People v Smith, 478 Mich 292, 296; 733 NW2d 351 (2007). Pursuant to the “same elements”
test, offenses are not the “same offense” if each requires proof of an element that the other does
not. Id. at 300.
Defendant contends that his convictions for first-degree murder and second-degree
murder violate the double jeopardy clause. He is correct. Both pre- and post-Smith case law
provide that multiple murder convictions arising from the death of a single victim violate double
jeopardy principles. See People v McCauley, 287 Mich App 158, 167 n 3; 782 NW2d 520
(2010); People v Clark, 243 Mich App 424, 429; 622 NW2d 344 (2000). The remedy for such a
double jeopardy violation is to vacate the defendant’s second-degree murder conviction. Id. at
429-430. Consequently, we vacate defendant’s second-degree murder conviction. We also
vacate the accompanying felony-firearm conviction.

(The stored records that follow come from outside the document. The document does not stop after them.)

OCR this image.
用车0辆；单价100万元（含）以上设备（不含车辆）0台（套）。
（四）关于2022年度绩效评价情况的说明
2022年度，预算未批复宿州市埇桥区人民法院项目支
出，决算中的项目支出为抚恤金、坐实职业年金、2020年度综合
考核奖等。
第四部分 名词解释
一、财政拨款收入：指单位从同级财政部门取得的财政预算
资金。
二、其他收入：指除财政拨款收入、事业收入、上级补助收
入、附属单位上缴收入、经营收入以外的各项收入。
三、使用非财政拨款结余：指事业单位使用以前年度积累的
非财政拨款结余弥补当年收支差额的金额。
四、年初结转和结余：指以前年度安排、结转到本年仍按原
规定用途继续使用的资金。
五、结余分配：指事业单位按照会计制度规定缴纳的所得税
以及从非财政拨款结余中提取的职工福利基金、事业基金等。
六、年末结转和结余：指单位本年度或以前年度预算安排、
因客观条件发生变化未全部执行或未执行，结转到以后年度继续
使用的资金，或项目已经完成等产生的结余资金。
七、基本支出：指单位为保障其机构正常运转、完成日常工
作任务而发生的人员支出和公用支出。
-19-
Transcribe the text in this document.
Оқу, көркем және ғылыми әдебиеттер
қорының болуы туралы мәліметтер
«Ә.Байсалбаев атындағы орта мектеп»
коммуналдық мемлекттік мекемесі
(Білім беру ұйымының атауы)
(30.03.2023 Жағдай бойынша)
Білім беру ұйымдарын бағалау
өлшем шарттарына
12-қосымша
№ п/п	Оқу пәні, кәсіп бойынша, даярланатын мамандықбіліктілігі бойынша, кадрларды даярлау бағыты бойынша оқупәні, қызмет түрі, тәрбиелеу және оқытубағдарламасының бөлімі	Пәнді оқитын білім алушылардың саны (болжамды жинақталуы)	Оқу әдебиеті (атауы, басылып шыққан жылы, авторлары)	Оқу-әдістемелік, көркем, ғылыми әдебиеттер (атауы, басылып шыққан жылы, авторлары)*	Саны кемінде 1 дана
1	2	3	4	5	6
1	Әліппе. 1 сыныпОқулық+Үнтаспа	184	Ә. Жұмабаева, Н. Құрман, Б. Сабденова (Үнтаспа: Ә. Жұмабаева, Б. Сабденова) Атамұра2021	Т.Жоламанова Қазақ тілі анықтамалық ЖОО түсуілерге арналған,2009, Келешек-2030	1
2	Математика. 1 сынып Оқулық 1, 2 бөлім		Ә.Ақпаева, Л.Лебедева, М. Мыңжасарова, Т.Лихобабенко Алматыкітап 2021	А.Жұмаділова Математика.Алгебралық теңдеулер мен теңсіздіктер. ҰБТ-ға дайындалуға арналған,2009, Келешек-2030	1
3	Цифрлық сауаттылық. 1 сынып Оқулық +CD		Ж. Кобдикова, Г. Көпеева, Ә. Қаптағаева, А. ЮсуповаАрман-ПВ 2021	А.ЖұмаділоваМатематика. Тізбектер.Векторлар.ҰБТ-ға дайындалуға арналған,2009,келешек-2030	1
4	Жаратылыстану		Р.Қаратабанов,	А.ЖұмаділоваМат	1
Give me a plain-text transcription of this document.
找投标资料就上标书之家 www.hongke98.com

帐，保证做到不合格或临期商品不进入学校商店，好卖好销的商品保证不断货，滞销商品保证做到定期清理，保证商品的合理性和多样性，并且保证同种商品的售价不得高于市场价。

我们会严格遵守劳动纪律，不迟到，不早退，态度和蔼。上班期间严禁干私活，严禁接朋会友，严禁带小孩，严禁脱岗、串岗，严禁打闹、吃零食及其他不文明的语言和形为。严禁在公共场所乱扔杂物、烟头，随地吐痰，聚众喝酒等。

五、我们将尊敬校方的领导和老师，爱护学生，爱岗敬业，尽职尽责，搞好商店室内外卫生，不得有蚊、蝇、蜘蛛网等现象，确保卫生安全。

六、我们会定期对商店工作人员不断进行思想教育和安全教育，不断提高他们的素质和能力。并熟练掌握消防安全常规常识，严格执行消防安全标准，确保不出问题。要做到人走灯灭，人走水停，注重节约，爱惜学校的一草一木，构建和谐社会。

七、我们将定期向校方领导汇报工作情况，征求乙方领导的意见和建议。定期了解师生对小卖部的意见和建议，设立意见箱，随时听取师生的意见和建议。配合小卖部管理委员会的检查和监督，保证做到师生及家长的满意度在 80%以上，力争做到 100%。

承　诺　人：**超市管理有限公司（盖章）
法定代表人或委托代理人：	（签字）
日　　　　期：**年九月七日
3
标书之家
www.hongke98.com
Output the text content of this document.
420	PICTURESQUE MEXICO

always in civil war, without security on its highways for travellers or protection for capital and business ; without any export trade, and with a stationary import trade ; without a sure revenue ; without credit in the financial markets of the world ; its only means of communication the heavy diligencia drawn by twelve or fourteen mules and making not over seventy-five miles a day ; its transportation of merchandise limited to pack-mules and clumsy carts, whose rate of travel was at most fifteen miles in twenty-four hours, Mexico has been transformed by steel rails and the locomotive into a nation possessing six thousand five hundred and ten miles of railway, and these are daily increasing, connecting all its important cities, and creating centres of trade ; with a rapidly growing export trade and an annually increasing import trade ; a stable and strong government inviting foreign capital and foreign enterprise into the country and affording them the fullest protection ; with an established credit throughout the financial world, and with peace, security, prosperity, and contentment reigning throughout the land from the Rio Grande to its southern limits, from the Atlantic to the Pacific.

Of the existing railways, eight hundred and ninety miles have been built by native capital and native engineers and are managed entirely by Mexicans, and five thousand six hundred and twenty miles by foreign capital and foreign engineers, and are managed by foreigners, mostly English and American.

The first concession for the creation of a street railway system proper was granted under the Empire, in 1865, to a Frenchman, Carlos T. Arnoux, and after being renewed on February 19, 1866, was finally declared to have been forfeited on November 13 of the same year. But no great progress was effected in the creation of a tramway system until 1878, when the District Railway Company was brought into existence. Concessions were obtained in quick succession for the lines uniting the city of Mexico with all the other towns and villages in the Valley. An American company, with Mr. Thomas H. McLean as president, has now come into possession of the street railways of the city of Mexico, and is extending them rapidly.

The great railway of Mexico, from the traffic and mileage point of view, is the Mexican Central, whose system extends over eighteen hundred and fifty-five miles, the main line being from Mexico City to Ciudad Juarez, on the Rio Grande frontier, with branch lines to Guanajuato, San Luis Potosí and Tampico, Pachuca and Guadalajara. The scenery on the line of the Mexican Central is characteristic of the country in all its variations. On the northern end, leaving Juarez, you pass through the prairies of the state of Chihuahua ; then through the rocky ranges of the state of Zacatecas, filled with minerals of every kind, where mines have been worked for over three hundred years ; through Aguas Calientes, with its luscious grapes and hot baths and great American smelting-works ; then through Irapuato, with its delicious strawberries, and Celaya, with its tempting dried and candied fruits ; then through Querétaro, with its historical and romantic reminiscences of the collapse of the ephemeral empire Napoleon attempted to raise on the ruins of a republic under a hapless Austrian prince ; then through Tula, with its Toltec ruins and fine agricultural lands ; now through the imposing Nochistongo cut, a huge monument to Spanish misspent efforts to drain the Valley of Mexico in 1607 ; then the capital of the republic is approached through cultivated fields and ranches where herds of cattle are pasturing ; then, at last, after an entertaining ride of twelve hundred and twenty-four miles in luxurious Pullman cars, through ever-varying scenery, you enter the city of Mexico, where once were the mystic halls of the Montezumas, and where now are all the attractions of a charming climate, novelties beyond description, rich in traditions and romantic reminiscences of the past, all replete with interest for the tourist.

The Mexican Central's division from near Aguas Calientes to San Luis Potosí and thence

Finally, in his Standard 4 brief on appeal, defendant asserts that the trial court’s jury
instruction which supplemented the standard deadlock jury instruction served to coerce the jury
into reaching a verdict. Defense counsel did not object to the challenged instruction, but rather,
affirmatively expressed approval of the instruction. Defendant’s expressed approval of the
challenged instruction waives review on appeal. People v Matuszak, 263 Mich App 42, 57; 687
NW2d 342 (2004) (one who waives his rights may not then seek appellate review of a claimed
deprivation of those rights, for his waiver has extinguished any error).
Affirmed in part, vacated in part, and remanded to the trial court for correction of the
presentence report and the sentencing information report to reflect this Court’s decision vacating
the convictions set forth above. We do not retain jurisdiction.
/s/ Kurtis T. Wilder
/s/ Deborah A. Servitto
/s/ Douglas B. Shapiro
2
Blockburger v United States, 284 US 299; 52 S Ct 180; 76 L Ed 306 (1932).